Öyleyse bunca yıldan sonra:
Cindoruk'un, Ankara'da "girişin bir kat altındaki kooperatif evinde" ne işi var?
***
"Hırs" desek o da değil.
Kongreden 3 hafta öncesine kadar "beni unutun... DYP'nin başına ya Prof. Süheyl Batum geçsin ya da Mehmet Ali Bayar" diye konuşan kişi Hüsamettin Bey'den başkası değil.
***
"Koltuk sevdası" da diyemiyoruz. Koltuğu çok sevseydi, TBMM Başkanlığı gibi bir makamı "görev süresinin bitimine 6 ay kala" bırakır mıydı?
"Onu eşi itekliyor... Lider karısı olmaya çok hevesli" demek de imkânsız.

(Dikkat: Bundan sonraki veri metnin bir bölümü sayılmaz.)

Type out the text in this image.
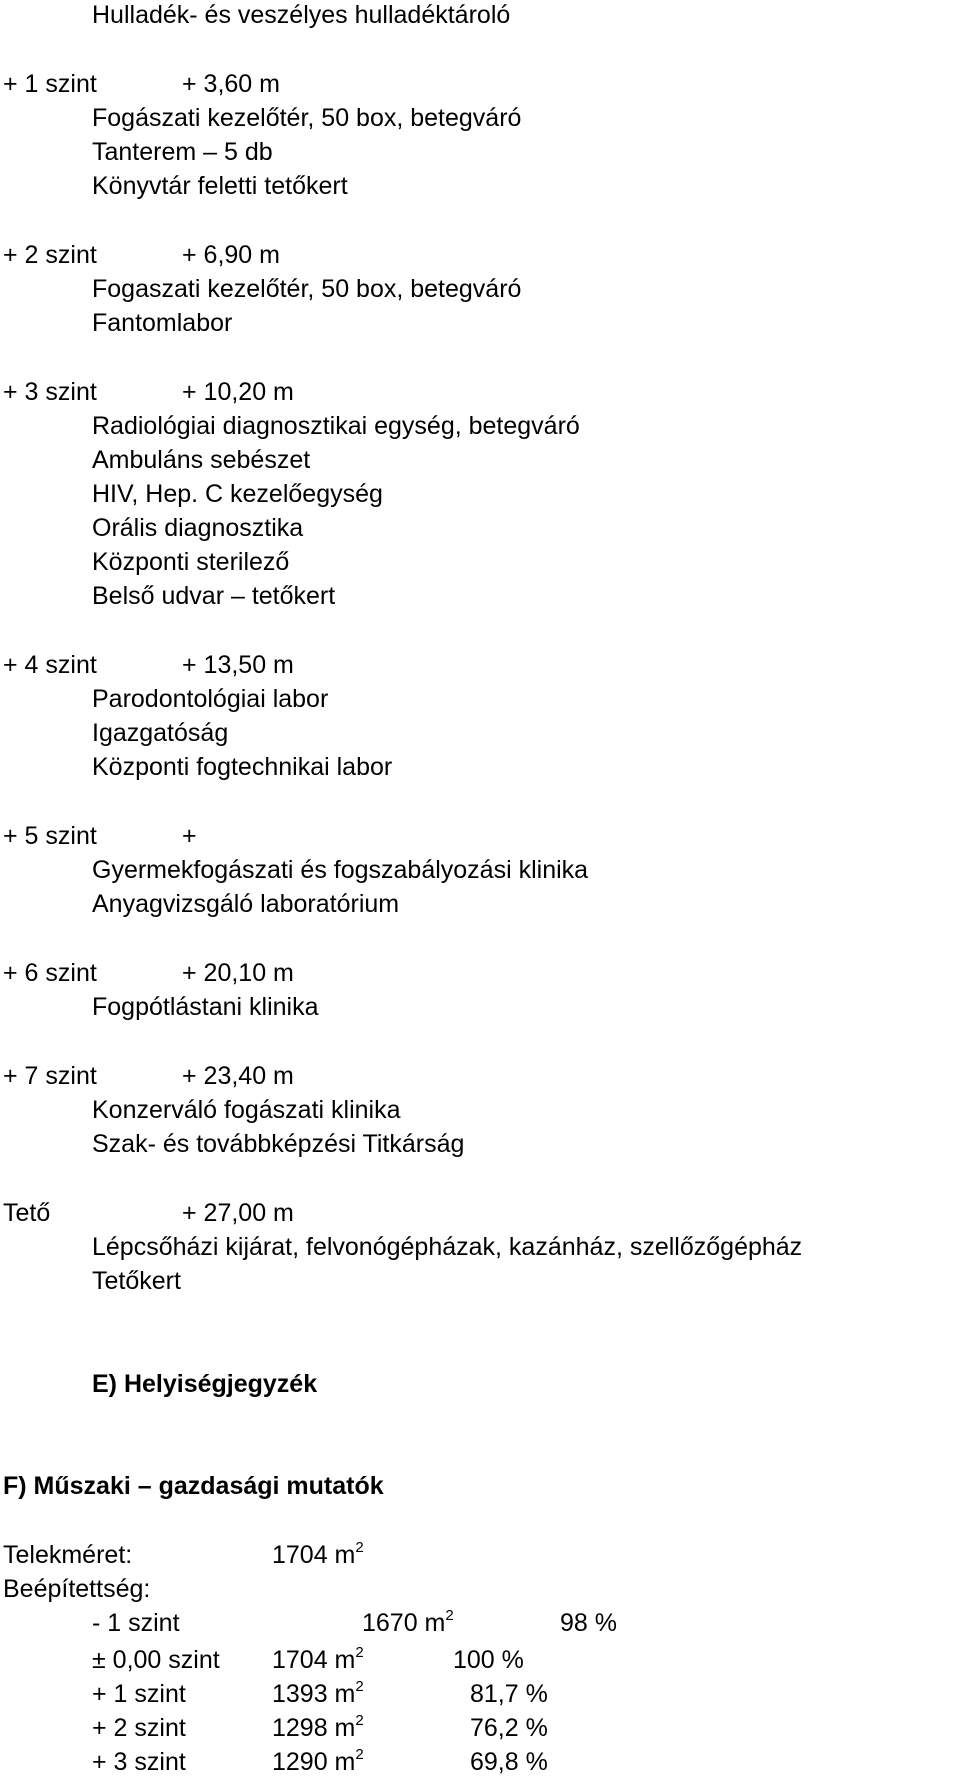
Hulladék- és veszélyes hulladéktároló
+ 1 szint	+ 3,60 m
Fogászati kezelőtér, 50 box, betegváró
Tanterem – 5 db
Könyvtár feletti tetőkert
+ 2 szint	+ 6,90 m
Fogaszati kezelőtér, 50 box, betegváró
Fantomlabor
+ 3 szint	+ 10,20 m
Radiológiai diagnosztikai egység, betegváró
Ambuláns sebészet
HIV, Hep. C kezelőegység
Orális diagnosztika
Központi sterilező
Belső udvar – tetőkert
+ 4 szint	+ 13,50 m
Parodontológiai labor
Igazgatóság
Központi fogtechnikai labor
+ 5 szint	+
Gyermekfogászati és fogszabályozási klinika
Anyagvizsgáló laboratórium
+ 6 szint	+ 20,10 m
Fogpótlástani klinika
+ 7 szint	+ 23,40 m
Konzerváló fogászati klinika
Szak- és továbbképzési Titkárság
Tető	+ 27,00 m
Lépcsőházi kijárat, felvonógépházak, kazánház, szellőzőgépház
Tetőkert
E) Helyiségjegyzék
F) Műszaki – gazdasági mutatók
Telekméret:	1704 $m^2$
Beépítettség:
- 1 szint	1670 $m^2$	98 %
± 0,00 szint 1704 $m^2$	100 %
+ 1 szint	1393 $m^2$	81,7 %
+ 2 szint	1298 $m^2$	76,2 %
+ 3 szint	1290 $m^2$	69,8 %
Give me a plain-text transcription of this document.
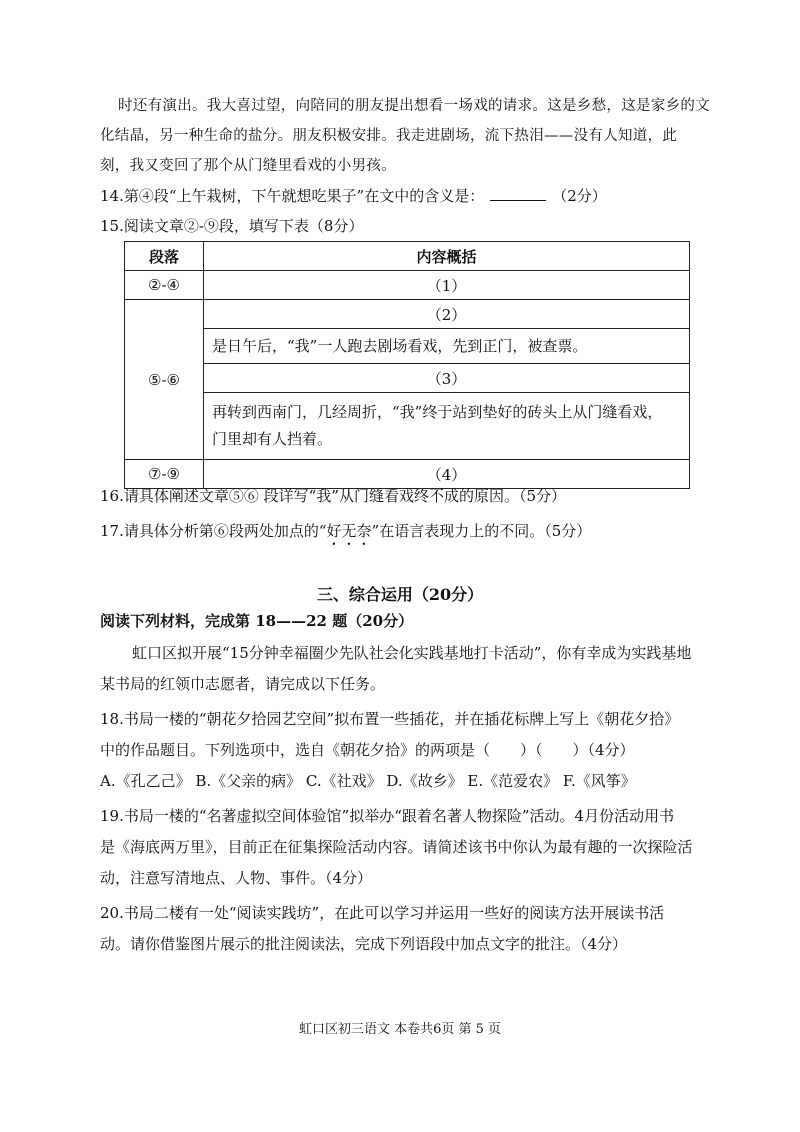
时还有演出。我大喜过望，向陪同的朋友提出想看一场戏的请求。这是乡愁，这是家乡的文
化结晶，另一种生命的盐分。朋友积极安排。我走进剧场，流下热泪——没有人知道，此
刻，我又变回了那个从门缝里看戏的小男孩。
14.第④段“上午栽树，下午就想吃果子”在文中的含义是：	（2分）
15.阅读文章②-⑨段，填写下表（8分）
段落	内容概括
②-④	（1）
⑤-⑥	（2）
	是日午后，“我”一人跑去剧场看戏，先到正门，被查票。
	（3）

	再转到西南门，几经周折，“我”终于站到垫好的砖头上从门缝看戏，
门里却有人挡着。

⑦-⑨	（4）
16.请具体阐述文章⑤⑥ 段详写“我”从门缝看戏终不成的原因。（5分）
17.请具体分析第⑥段两处加点的“好无奈”在语言表现力上的不同。（5分）
三、综合运用（20分）
阅读下列材料，完成第 18——22 题（20分）
虹口区拟开展“15分钟幸福圈少先队社会化实践基地打卡活动”，你有幸成为实践基地
某书局的红领巾志愿者，请完成以下任务。
18.书局一楼的“朝花夕拾园艺空间”拟布置一些插花，并在插花标牌上写上《朝花夕拾》
中的作品题目。下列选项中，选自《朝花夕拾》的两项是（　　）（　　）（4分）
A.《孔乙己》 B.《父亲的病》 C.《社戏》 D.《故乡》 E.《范爱农》 F.《风筝》
19.书局一楼的“名著虚拟空间体验馆”拟举办“跟着名著人物探险”活动。4月份活动用书
是《海底两万里》，目前正在征集探险活动内容。请简述该书中你认为最有趣的一次探险活
动，注意写清地点、人物、事件。（4分）
20.书局二楼有一处“阅读实践坊”，在此可以学习并运用一些好的阅读方法开展读书活
动。请你借鉴图片展示的批注阅读法，完成下列语段中加点文字的批注。（4分）
虹口区初三语文 本卷共6页 第 5 页
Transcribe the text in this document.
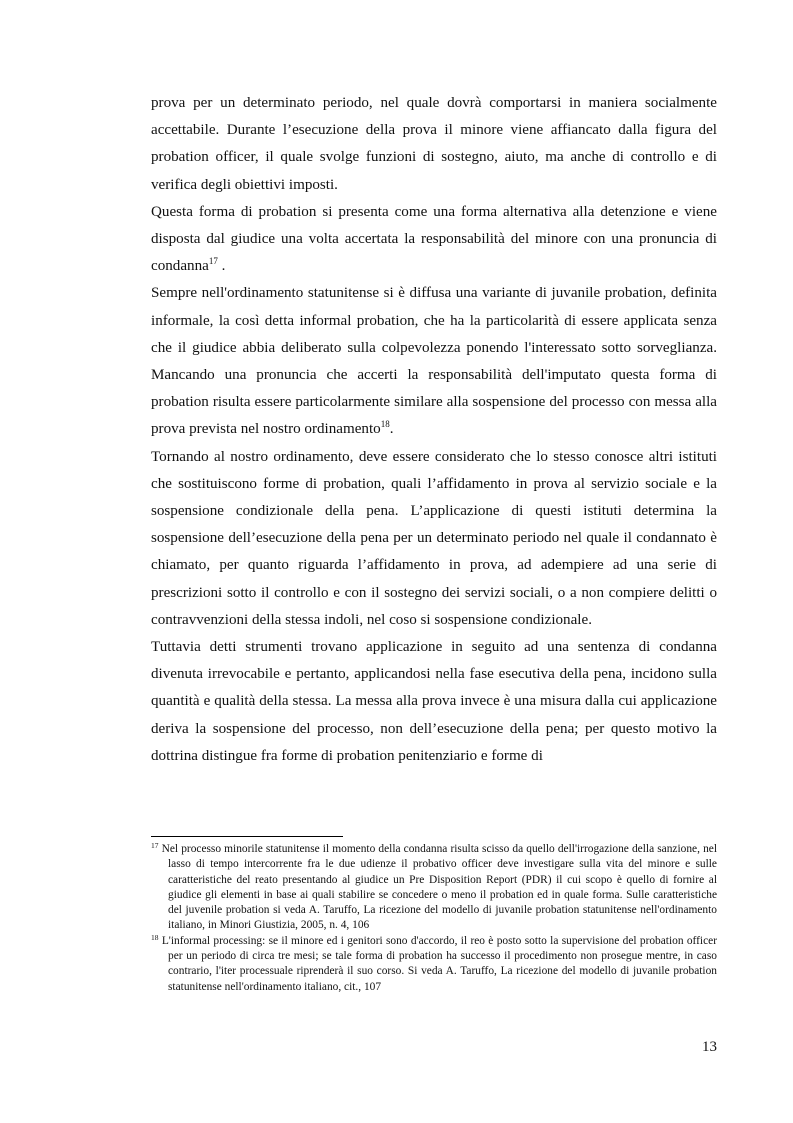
prova per un determinato periodo, nel quale dovrà comportarsi in maniera socialmente accettabile. Durante l’esecuzione della prova il minore viene affiancato dalla figura del probation officer, il quale svolge funzioni di sostegno, aiuto, ma anche di controllo e di verifica degli obiettivi imposti.

Questa forma di probation si presenta come una forma alternativa alla detenzione e viene disposta dal giudice una volta accertata la responsabilità del minore con una pronuncia di condanna$^{17}$ .

Sempre nell'ordinamento statunitense si è diffusa una variante di juvanile probation, definita informale, la così detta informal probation, che ha la particolarità di essere applicata senza che il giudice abbia deliberato sulla colpevolezza ponendo l'interessato sotto sorveglianza. Mancando una pronuncia che accerti la responsabilità dell'imputato questa forma di probation risulta essere particolarmente similare alla sospensione del processo con messa alla prova prevista nel nostro ordinamento$^{18}$.

Tornando al nostro ordinamento, deve essere considerato che lo stesso conosce altri istituti che sostituiscono forme di probation, quali l’affidamento in prova al servizio sociale e la sospensione condizionale della pena. L’applicazione di questi istituti determina la sospensione dell’esecuzione della pena per un determinato periodo nel quale il condannato è chiamato, per quanto riguarda l’affidamento in prova, ad adempiere ad una serie di prescrizioni sotto il controllo e con il sostegno dei servizi sociali, o a non compiere delitti o contravvenzioni della stessa indoli, nel coso si sospensione condizionale.

Tuttavia detti strumenti trovano applicazione in seguito ad una sentenza di condanna divenuta irrevocabile e pertanto, applicandosi nella fase esecutiva della pena, incidono sulla quantità e qualità della stessa. La messa alla prova invece è una misura dalla cui applicazione deriva la sospensione del processo, non dell’esecuzione della pena; per questo motivo la dottrina distingue fra forme di probation penitenziario e forme di

$^{17}$ Nel processo minorile statunitense il momento della condanna risulta scisso da quello dell'irrogazione della sanzione, nel lasso di tempo intercorrente fra le due udienze il probativo officer deve investigare sulla vita del minore e sulle caratteristiche del reato presentando al giudice un Pre Disposition Report (PDR) il cui scopo è quello di fornire al giudice gli elementi in base ai quali stabilire se concedere o meno il probation ed in quale forma. Sulle caratteristiche del juvenile probation si veda A. Taruffo, La ricezione del modello di juvanile probation statunitense nell'ordinamento italiano, in Minori Giustizia, 2005, n. 4, 106

$^{18}$ L'informal processing: se il minore ed i genitori sono d'accordo, il reo è posto sotto la supervisione del probation officer per un periodo di circa tre mesi; se tale forma di probation ha successo il procedimento non prosegue mentre, in caso contrario, l'iter processuale riprenderà il suo corso. Si veda A. Taruffo, La ricezione del modello di juvanile probation statunitense nell'ordinamento italiano, cit., 107

13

* Dilek Hanım'ın siyasette hiç gözü olmadı.
* Evi barkı, tası tarağı toplayıp, Ayvalık'a gitmişti bile.
* Kongre işi çıkınca istemeye istemeye döndü... Anneler Günü'nde.
* Kızlarına gelince... 2'si evli, 1'i bekâr... Onlar da siyasete dürbünün tersiyle bakarlar... Politikanın uzağındalar.
Yeterince uzattık, kısa keselim...
1. Cindoruk'u "iteklediler."
2. Cindoruk'u siyasette bağlasanız da "uzun süre" oturmaz... Yerini bir "gence" bırakır gider.
Nereye mi?
Nişantaşı'na... Ayvalık'a-Cunda'ya... Balıkçı Nihat'a.
Ayrıntılar için lütfen tıklayın.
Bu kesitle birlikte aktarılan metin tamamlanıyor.